Poor old Robert Preston.
With banks disappearing and the stock market in free fall, there was a sense that ‘The End of the World Is Nigh.’
It’s a subject I’ll be looking at in my sermon tomorrow, but for these words I want to share this thought.
I do not believe we are pre-occupied with finance because it affords us happiness. Indeed poll after poll suggests that there is no great equation between riches and happiness.
Rather I wonder if the great attraction of money is that it is so easily quantifiable. When we turn our focus to things financial we can know how well we are doing. Life, in the financial realm, is about the bottom line. Money gives us something to keep track of. The Footsie is up, the dollar is down, and we consume these figures to the second decimal place.

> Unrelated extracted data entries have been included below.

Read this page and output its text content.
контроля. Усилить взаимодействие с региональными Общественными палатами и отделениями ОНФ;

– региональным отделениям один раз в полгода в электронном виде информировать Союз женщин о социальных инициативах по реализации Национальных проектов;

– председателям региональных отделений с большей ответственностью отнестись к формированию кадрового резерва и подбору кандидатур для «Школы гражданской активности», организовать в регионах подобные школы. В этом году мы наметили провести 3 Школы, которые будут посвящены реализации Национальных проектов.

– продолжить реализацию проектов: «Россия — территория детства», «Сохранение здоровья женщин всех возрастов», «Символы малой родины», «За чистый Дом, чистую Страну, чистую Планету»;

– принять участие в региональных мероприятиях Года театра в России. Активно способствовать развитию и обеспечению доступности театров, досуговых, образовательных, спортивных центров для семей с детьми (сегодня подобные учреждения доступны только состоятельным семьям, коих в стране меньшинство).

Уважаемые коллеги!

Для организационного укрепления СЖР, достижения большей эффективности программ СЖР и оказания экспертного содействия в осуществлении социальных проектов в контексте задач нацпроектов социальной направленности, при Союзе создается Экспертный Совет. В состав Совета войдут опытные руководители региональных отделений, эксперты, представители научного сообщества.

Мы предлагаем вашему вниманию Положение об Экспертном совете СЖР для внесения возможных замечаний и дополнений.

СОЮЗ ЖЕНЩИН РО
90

Indeed the measurability of the world of finance penetrates every level of the financial culture of our age. We live in a world where the temptation is to measure one’s worth in terms of bonuses and wage packets. This is deeply dangerous.
The Rosh Hashanah season (beckoning with ever-increasing urgency) challenges us to find other ways to measure the successes and failures of our lives. The scales of success and failure we are asked to self-evaluate on Rosh Hashanah resist the quantification of the world of finance.

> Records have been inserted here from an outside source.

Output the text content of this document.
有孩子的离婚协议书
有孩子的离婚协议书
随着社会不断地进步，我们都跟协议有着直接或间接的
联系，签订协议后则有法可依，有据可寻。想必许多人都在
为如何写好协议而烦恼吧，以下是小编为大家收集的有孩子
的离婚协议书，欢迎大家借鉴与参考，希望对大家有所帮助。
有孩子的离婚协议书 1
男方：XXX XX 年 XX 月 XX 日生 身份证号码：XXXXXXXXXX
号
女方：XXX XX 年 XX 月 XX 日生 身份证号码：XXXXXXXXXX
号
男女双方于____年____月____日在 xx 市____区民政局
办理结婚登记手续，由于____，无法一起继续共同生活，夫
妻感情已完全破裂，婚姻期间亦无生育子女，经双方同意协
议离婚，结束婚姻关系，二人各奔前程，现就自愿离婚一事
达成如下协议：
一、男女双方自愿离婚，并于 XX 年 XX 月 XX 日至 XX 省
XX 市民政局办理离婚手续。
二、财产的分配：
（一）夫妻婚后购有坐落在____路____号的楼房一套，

How much love did we share?
How many lies did we tell?
How many lives did we better?
How many decent people did we hurt?
These questions evade simple measurement and, in a world where the quantifiable question tempts us so much more than the impossible-to-measure, the temptation is simply not to bother with questions that don’t have easy answers.
My plea is that we allow our internal accountant-of-the-soul the space and the opportunity to engage seriously with these more important questions; for this is truly how to measure the value of a life.